いよいよ試合へ向けての実戦的な練習が中心となり、より熱が入る。


「いいか、いくら技がキレイに決まってもそこに戦いがなければ、観客の感情は揺さぶられない、戦いを見せていることを忘れるな」


「締められて苦しい人間の手は、そんなところでブラブラしてないぞ!締めている相手の腕を掴む、ロープに逃げようとする、全身に仕事をさせろ!」


「技が決まってホッとした顔をするな!優羽、お前は手玉に取られて投げられたんだ、悔しいはずだろ!」


「美依希、ふだん余裕の表情を浮かべている分、大技を受けたら悪鬼のような表情だ!『こんなはずでは、許せない』目と顔で表現するんだ」


「もっと間を空けろ。プロレスでは観客に伝わらないことをやっても意味がない。どんな思いで相手を引き起こしてるか、何を狙ってるか、全部理解できるようにだ」


「ずっと早く動く必要はない。静と動のギャップ、動き出しの速さがあれば速く見える」


教えることは無限にある。

本来は試合のなかで自分で見つけていく技術だ。

道場で習得するのは大変だが、やるしかない。




冷房も無い古い倉庫は、地獄の暑さだ。

夏休みに入ってから、練習後に道場前で水浴びをするのが恒例になった。


ホースを持つのは俺の仕事だ。

適当に上を向けてシャワーにしたり、誰かを狙ったり。


「センセ、こっちかけて〜」


「オレばっか狙うんじゃねーよ!」


皆、無邪気なものだ。

アンダーウェアが透けるのも構わずはしゃいでいる。




部員たちを冷やし終わったら、中で着替えている間に俺の番だ。

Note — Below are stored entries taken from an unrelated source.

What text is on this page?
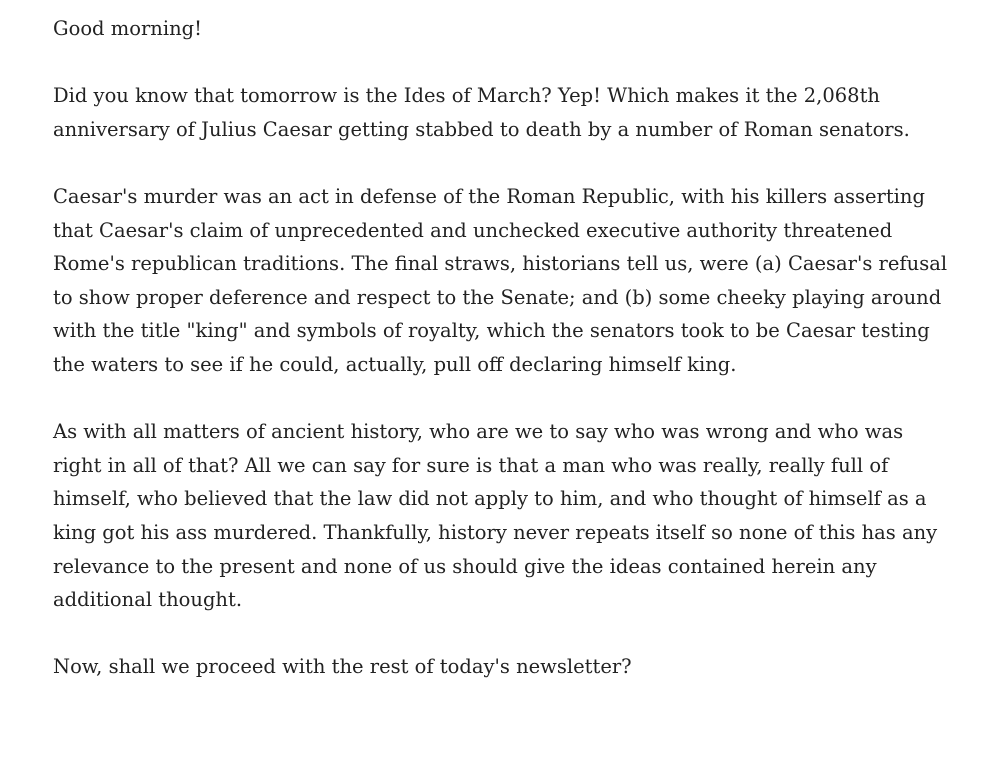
Good morning!

Did you know that tomorrow is the Ides of March? Yep! Which makes it the 2,068th anniversary of Julius Caesar getting stabbed to death by a number of Roman senators.

Caesar's murder was an act in defense of the Roman Republic, with his killers asserting that Caesar's claim of unprecedented and unchecked executive authority threatened Rome's republican traditions. The final straws, historians tell us, were (a) Caesar's refusal to show proper deference and respect to the Senate; and (b) some cheeky playing around with the title "king" and symbols of royalty, which the senators took to be Caesar testing the waters to see if he could, actually, pull off declaring himself king.

As with all matters of ancient history, who are we to say who was wrong and who was right in all of that? All we can say for sure is that a man who was really, really full of himself, who believed that the law did not apply to him, and who thought of himself as a king got his ass murdered. Thankfully, history never repeats itself so none of this has any relevance to the present and none of us should give the ideas contained herein any additional thought.

Now, shall we proceed with the rest of today's newsletter?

汗で重たくなったTシャツを脱いでホースで頭から首にかけて水をかける。

身体が濡れると、夏の熱風もいくぶん涼しく感じる。




着替え終わった部員が出てくる。


「それにしても毎日暑いわね。痩せちゃうわ」


「優羽さん細くなったらキャラが崩れちゃいます〜」


「お、出てきたな。来週のお盆1週間は練習休みにするから、しっかり体力回復させてくれよ」


「やったー!」


「あの……」


少し遅れて出てきた美依希が、皆に声をかける。


「私の親戚が葉山に別荘を持ってまして、1泊使っていいと言っていただいているので、都合があえば皆で行きませんか?」


「はやま?」


「スゲー!皇室かよ!」


「さすがお嬢様ね」


さっそく相談が始まる。親に連絡を取ったりなんやかんやして、8月13日14日の1泊に決まったようだ。


「あの……先生もぜひ」


「いや、ダメだろ」


「センセ、これは地獄の夏合宿なんだよ!猪木ならパラオ、JKWは葉山なんだよ!」


「猪木さんのパラオも、どう見ても遊びに行ってたけどな」


「ママに聞いたら『大人が付いていくなら』って条件だったわ」


「あーあ、先生がダメならキャンセルかー」


こいつら、どんどん息が合ってきていてやがる……!諦めのため息をつく。


「仕方ないな、でも届けも出してないから部外で言いふらすなよ」


ハイタッチしてるんじゃねーよ。